When you’re faced with the prospect of switching carriers, it’s not uncommon to stumble upon incompatibilities between your phone and your new service provider. This is especially true of networks that support newer technologies like VoLTE, ViLTE and VoWiFi. As a result, there’s inevitably some confusion over what works and what doesn’t. Thankfully, though, carriers are starting to commit to the GSMA Association’s newly launched centralized Device Settings Database (DSD), which proposes a mechanism to reduce fragmentation between devices and mobile networks.
The GSMA’s goal with the DSD is one-step configuration: Ideally, you’ll stick a SIM card in your phone and get service immediately, regardless of your device’s firmware and APN configuration.
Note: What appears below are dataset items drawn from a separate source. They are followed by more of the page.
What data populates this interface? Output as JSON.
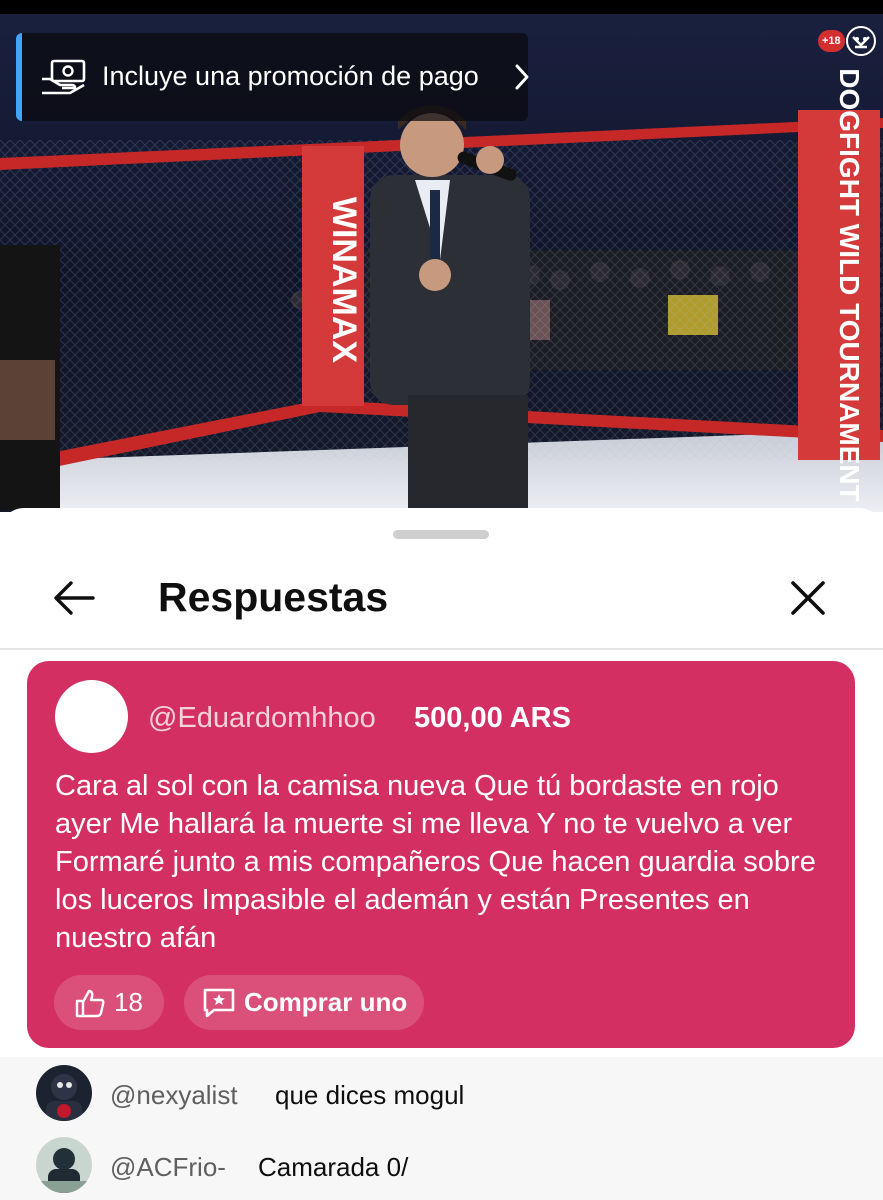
{
  "video": {
    "promo_label": "Incluye una promoción de pago",
    "promo_icon": "money-hand-icon",
    "age_rating": "+18",
    "cage_left_banner": "WINAMAX",
    "cage_right_banner": "DOGFIGHT WILD TOURNAMENT"
  },
  "header": {
    "title": "Respuestas",
    "back_icon": "arrow-left-icon",
    "close_icon": "close-icon"
  },
  "super_chat": {
    "username": "@Eduardomhhoo",
    "amount": "500,00 ARS",
    "message": "Cara al sol con la camisa nueva Que tú bordaste en rojo ayer Me hallará la muerte si me lleva Y no te vuelvo a ver Formaré junto a mis compañeros Que hacen guardia sobre los luceros Impasible el ademán y están Presentes en nuestro afán",
    "like_count": "18",
    "buy_label": "Comprar uno",
    "color": "#d32f62"
  },
  "replies": [
    {
      "username": "@nexyalist",
      "text": "que dices mogul"
    },
    {
      "username": "@ACFrio-",
      "text": "Camarada 0/"
    }
  ]
}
There would be a large number of variables and flags carriers could set, which unlocked devices would download automatically when they connect to the network for the first time.
According to GSMA, over 60% of devices are “open market devices”, or phones unlocked and free from any carrier, and not all of them have automatic configuration.
So what’s stopping carriers from rolling out DSD tomorrow? The support of phone manufacturers, mainly. The DSD needs OEMs to implement support natively, and changes would have to be made to Android, too.
Still, it’s a worthwhile mission. The DSD could help deal with device fragmentation and provide a better experience for users. It’s also in the interest of OEMs, as it would decrease the amount of back-and-forth between OEMs and carriers that takes place before every major software update.